Türkiye'nin Rusya ile ilişkilerinin tansiyonu hep yüksektir. Asırlar boyu defalarca harp etmiş olmamız Rusya ile komşu olduğumuz gerçeğini değiştirmez. Amerika ile Rusya'nın süregelen bir biri ile ters düşme durumunun temel kaynağı ise İsrail'dir. İsrail'i destekleyen Amerika ve onun Avrupalı müttefiklerinin küresel düşmanıdır Rusya.
Buraya kadar her şey çok normal. Yine buraya kadar olan kısmı sokaktan bir talebe çevirseniz oda anlatır.

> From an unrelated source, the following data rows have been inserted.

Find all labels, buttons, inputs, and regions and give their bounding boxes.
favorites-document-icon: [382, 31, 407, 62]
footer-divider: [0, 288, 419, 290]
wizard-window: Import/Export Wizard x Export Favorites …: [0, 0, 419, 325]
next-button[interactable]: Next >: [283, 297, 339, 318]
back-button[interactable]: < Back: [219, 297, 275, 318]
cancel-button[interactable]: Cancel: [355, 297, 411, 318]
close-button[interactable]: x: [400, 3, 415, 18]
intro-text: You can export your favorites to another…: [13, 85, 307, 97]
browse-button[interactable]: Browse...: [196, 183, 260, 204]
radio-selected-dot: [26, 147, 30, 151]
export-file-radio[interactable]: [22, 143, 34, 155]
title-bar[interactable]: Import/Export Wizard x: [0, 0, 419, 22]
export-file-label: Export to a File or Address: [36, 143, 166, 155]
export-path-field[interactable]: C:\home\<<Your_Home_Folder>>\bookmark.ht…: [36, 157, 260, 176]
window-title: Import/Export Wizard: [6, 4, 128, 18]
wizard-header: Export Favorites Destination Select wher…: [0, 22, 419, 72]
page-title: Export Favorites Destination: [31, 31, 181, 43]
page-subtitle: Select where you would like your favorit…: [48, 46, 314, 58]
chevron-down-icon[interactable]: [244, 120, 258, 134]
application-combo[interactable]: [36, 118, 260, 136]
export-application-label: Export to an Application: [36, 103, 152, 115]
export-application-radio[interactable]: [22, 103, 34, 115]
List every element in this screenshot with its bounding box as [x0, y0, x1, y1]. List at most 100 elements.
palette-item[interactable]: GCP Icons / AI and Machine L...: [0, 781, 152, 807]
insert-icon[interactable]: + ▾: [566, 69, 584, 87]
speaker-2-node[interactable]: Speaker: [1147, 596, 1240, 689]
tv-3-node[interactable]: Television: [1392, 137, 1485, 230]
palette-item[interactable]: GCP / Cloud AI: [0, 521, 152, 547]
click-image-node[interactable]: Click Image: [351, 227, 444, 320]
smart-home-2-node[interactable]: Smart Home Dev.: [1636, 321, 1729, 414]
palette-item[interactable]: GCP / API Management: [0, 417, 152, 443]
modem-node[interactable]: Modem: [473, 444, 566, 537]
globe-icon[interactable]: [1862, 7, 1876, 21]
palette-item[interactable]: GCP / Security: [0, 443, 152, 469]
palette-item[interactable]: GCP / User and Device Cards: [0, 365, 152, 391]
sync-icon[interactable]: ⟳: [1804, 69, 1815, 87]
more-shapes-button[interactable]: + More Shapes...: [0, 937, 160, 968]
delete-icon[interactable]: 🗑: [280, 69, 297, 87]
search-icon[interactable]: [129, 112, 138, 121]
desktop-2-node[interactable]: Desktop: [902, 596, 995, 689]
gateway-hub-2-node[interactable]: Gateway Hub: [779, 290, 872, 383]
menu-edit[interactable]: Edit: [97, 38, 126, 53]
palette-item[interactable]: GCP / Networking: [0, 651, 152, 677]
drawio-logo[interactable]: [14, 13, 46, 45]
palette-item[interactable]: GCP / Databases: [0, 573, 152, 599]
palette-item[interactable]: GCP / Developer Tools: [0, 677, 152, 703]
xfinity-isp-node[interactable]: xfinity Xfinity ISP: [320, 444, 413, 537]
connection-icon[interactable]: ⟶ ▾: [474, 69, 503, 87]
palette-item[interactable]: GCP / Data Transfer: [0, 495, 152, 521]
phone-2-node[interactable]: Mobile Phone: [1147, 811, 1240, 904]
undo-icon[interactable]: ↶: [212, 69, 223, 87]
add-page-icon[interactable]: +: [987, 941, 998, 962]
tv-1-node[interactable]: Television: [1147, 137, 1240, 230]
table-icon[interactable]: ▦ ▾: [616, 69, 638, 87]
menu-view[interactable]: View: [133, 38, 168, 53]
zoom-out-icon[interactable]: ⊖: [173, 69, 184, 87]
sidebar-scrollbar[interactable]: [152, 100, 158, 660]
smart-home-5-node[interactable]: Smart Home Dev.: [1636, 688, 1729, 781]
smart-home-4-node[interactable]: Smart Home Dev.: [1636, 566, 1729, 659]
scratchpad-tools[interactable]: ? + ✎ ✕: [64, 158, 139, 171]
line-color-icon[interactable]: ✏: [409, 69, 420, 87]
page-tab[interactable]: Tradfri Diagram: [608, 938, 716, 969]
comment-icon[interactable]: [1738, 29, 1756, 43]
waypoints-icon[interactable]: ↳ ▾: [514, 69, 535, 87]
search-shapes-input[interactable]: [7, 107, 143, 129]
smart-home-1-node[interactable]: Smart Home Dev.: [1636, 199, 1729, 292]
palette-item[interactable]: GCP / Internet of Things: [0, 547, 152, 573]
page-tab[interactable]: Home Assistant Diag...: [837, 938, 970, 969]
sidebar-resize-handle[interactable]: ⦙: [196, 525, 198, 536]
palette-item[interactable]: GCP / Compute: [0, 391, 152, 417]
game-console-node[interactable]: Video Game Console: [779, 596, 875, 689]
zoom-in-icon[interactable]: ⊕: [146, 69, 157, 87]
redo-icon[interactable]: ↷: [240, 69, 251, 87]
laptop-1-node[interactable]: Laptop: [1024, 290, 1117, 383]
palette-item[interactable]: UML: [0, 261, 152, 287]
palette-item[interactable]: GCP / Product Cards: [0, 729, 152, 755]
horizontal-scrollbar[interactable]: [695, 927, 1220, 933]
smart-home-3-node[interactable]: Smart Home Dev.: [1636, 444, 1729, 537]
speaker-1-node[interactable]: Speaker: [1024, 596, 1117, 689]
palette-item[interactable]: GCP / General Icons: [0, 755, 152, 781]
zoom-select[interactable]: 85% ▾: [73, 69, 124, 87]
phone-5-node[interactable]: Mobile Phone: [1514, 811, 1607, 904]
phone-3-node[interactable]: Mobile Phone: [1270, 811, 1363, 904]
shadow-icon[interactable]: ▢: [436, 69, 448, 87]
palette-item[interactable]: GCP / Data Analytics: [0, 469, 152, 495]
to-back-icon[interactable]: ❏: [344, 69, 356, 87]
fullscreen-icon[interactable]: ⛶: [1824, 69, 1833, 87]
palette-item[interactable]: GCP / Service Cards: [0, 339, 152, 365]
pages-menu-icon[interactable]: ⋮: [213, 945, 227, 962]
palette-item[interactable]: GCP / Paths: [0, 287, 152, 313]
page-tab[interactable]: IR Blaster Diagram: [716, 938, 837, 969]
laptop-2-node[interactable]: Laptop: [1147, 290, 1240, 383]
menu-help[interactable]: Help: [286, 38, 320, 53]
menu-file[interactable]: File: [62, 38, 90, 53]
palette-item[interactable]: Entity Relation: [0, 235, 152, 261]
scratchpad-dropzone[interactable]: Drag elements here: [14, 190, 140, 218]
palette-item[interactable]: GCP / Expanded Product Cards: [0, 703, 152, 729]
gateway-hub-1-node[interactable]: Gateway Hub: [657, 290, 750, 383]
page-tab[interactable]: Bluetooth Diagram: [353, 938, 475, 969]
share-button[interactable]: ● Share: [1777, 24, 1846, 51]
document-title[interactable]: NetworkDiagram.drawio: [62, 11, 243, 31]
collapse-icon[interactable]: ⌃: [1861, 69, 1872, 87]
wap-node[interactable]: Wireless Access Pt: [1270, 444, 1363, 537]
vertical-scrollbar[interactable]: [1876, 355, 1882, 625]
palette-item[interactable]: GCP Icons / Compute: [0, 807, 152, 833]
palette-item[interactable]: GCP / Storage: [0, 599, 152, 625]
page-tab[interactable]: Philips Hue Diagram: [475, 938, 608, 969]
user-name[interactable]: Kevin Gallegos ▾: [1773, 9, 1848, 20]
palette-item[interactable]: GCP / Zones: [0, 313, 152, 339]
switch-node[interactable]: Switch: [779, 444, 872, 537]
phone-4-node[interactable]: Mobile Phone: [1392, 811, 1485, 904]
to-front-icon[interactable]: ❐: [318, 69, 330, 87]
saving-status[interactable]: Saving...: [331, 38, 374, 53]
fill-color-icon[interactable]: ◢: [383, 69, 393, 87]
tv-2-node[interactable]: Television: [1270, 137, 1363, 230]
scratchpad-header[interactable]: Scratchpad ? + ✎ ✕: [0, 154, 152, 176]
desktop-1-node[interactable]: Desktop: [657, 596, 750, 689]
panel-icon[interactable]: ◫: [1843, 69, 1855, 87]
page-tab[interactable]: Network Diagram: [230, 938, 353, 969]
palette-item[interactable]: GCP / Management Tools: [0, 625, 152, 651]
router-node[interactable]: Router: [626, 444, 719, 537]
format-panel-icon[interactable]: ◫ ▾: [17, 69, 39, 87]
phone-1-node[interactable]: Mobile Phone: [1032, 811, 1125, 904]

Asıl sorun Suriye'nin yeniden dizayn edilmesi durumunun ortaya çıkmasından sonra başladı.
Dinamiklerin hemen hemen her gün değiştiği, kartların her gün yeniden karıldığı Suriye de bundan sonra ne olacağını kimse bilmiyor. Türkiye'nin Rusya ve İran ile giriştiği iş birliğinin hemen akabinde Amerika ve onun Avrupalı müttefikleri yangından mal kaçırırcasına Suriye'yi vurdular. Tabii ki vurdukları hedef boştu. Zaten asıl amaçlarının da Suriye'yi vurmak olmadığını hepimiz biliyoruz. Önemli olan Türkiye'ye gözdağı vermekti. Anlaşılan o ki İsrail Türkiye'nin Rusya ve İran ile kurduğu ittifaktan rahatsız oldu.
Türkiye'nin Rusya ile olan ilişkilerinin iyi olması önemli. Hem kapı komşumuz olması hem de siyonist ve emperyalist güçlerin düşmanı olduğu en önemli ülke Rusya. Çatırdayan Amerikan ekonomisine karşı Rusya nispeten iyi durumda. Avrupa'nın içerisinde düştüğü kriz haline uzun yıllardır çözüm bulamıyor. Dolayısıyla hem kendi bölgemizde ki güvenliğimiz hem de çevre kontrolümüz açısından Rusya ile ilişkilerimiz içerisinde bulunduğumuz zaman dilimi açısından daha önemli hale geldi.
***
Suriye konusunda ise çok fazla parçaya bölünmüş bir Suriye'nin bizim işimize gelmeyeceği son derece açık. Suriye içerisinde örgütlenen terörist unsurlar iç istikrarsızlığın artması ve bölünmelerin hızlanması ile birlikte daha büyük bir yaşam alanına kavuşacaktır. Dolayısıyla bu bizim açımızdan sorunların devamı ve terör riskinin artması demek.